Bush understands that a  fearful  population is an obedient  population.  Bush likes obedience.  You might even say that he is addicted to it.  There isn't a thing in his psychological profile to suggest that he can tolerate disagreement in any way, shape or form; and to that end he and his inner circle will do anything and everything possible to keep the American people frightened.

Rushdie has a solution to this. He defies his would be murderers. He refuses to give any potential assassin a psychological victory by giving in to their demands. He has decided that life is to be lived to its fullest, not cowering in the shadows worrying  about what might or might not happen.
Unlike some people, Mister Rushdie has actually gotten on with the actual business of living.



Stephen McArthur said...

William Lloyd Garrison, the American abolitionist, said:

"With reasonable men I will reason;
with humane men I will plead;
but with tyrants I will give no quarter, no waste argument, for surely they will be lost."

This is what must be done..reason and plead with those we can, but give to quarter to those who won't. The tyrants must be confronted at every opportunity.

Rushdie has decided this course of action.

Ragnarok said...

Of course a single author is in an entirely different position to an entire goverment. I don't think there is much to compare.

There is more to compare, however, with Bush to Ayatollah Ali Khamenei. Everything in the paragraph which begins with "Bush understands that a fearful..." can be likened to the Ayatollah.

Left of Center said...

Funny that it seems the people who are most fearful in the US are the ones that are the most religious. Followers of Bush.

CorruptCo participant


This was the point on my Heuristics post, that the EXPENSE of all this supposed security, much of which is useless, is money that could be spent elsewhere.

Yes, we have to live. And be concerned with what is statistically probably. Like a car accident, or the flu. Far more likely to take your life.

Enlightenment said...

Oddly enough I had a simlar experience when I was going through cancer treatments some time ago.

The religionists around me--many of which knew I found their beliefs revolting-- were more frightened than I was. Finally, out of sheer irritation, I wrote a post BEGGING them to stop with the prayers, casseroles, and flowers.

In the first place, I hate mums. I n the second place, I am a vegetarian, so of COURSE I wanted all that chicken salad and turkey pasta!
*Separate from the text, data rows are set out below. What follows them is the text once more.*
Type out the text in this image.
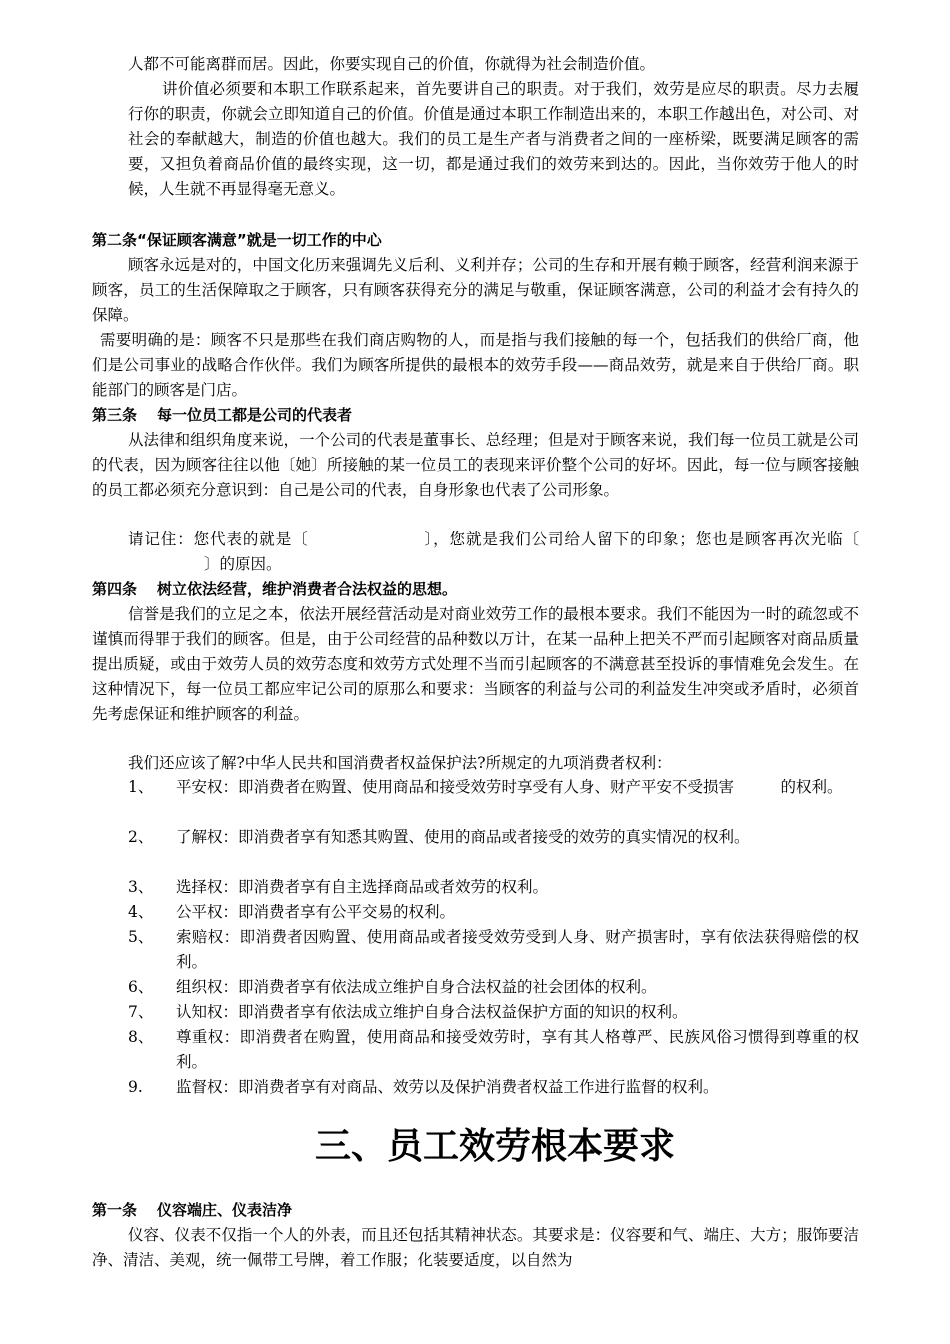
人都不可能离群而居。因此，你要实现自己的价值，你就得为社会制造价值。
讲价值必须要和本职工作联系起来，首先要讲自己的职责。对于我们，效劳是应尽的职责。尽力去履行你的职责，你就会立即知道自己的价值。价值是通过本职工作制造出来的，本职工作越出色，对公司、对社会的奉献越大，制造的价值也越大。我们的员工是生产者与消费者之间的一座桥梁，既要满足顾客的需要，又担负着商品价值的最终实现，这一切，都是通过我们的效劳来到达的。因此，当你效劳于他人的时候，人生就不再显得毫无意义。
第二条“保证顾客满意”就是一切工作的中心
顾客永远是对的，中国文化历来强调先义后利、义利并存；公司的生存和开展有赖于顾客，经营利润来源于顾客，员工的生活保障取之于顾客，只有顾客获得充分的满足与敬重，保证顾客满意，公司的利益才会有持久的保障。
需要明确的是：顾客不只是那些在我们商店购物的人，而是指与我们接触的每一个，包括我们的供给厂商，他们是公司事业的战略合作伙伴。我们为顾客所提供的最根本的效劳手段——商品效劳，就是来自于供给厂商。职能部门的顾客是门店。
第三条 每一位员工都是公司的代表者
从法律和组织角度来说，一个公司的代表是董事长、总经理；但是对于顾客来说，我们每一位员工就是公司的代表，因为顾客往往以他〔她〕所接触的某一位员工的表现来评价整个公司的好坏。因此，每一位与顾客接触的员工都必须充分意识到：自己是公司的代表，自身形象也代表了公司形象。
请记住：您代表的就是〔	〕，您就是我们公司给人留下的印象；您也是顾客再次光临〔〕的原因。
第四条 树立依法经营，维护消费者合法权益的思想。
信誉是我们的立足之本，依法开展经营活动是对商业效劳工作的最根本要求。我们不能因为一时的疏忽或不谨慎而得罪于我们的顾客。但是，由于公司经营的品种数以万计，在某一品种上把关不严而引起顾客对商品质量提出质疑，或由于效劳人员的效劳态度和效劳方式处理不当而引起顾客的不满意甚至投诉的事情难免会发生。在这种情况下，每一位员工都应牢记公司的原那么和要求：当顾客的利益与公司的利益发生冲突或矛盾时，必须首先考虑保证和维护顾客的利益。
我们还应该了解?中华人民共和国消费者权益保护法?所规定的九项消费者权利：
1、 平安权：即消费者在购置、使用商品和接受效劳时享受有人身、财产平安不受损害　　　的权利。
2、 了解权：即消费者享有知悉其购置、使用的商品或者接受的效劳的真实情况的权利。
3、 选择权：即消费者享有自主选择商品或者效劳的权利。
4、 公平权：即消费者享有公平交易的权利。
5、 索赔权：即消费者因购置、使用商品或者接受效劳受到人身、财产损害时，享有依法获得赔偿的权利。
6、 组织权：即消费者享有依法成立维护自身合法权益的社会团体的权利。
7、 认知权：即消费者享有依法成立维护自身合法权益保护方面的知识的权利。
8、 尊重权：即消费者在购置，使用商品和接受效劳时，享有其人格尊严、民族风俗习惯得到尊重的权利。
9. 监督权：即消费者享有对商品、效劳以及保护消费者权益工作进行监督的权利。
三、员工效劳根本要求
第一条 仪容端庄、仪表洁净
仪容、仪表不仅指一个人的外表，而且还包括其精神状态。其要求是：仪容要和气、端庄、大方；服饰要洁净、清洁、美观，统一佩带工号牌，着工作服；化装要适度，以自然为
In the third place, I could hardly keep my food down thanks to the chemo. The anti-nausea medication did nothing. That was bad enough.

More irritating were the prayers and meditations that people offered. They all but obsessed over my illness, as if my atheism or the cancer were somehow contagious.

I understand why my closest friends and family members were worried--losing a loved one is not an easy thing to go through. BUT why neighbors with whom I had always argued about religion would be so concerned....sighhh...They treated the whole thing like a last chance at proselytizing. Talk about exploitation.

I wondered--were they more worried about MY mortality or THEIR mortality.

By the way, Brandon is my oldest born. He was very level headed through the entire affair. Never worrying about what might happen next, but dealing with everything on a day by day, "what do we need to do now?" basis. Instead of the heavy duty grief and worry that some people wanted to dump on me, he ans his friends created a very happy, even humorous atmosphere, which I suspect might have been more helpful than a thousand prayers, chants, and meditations.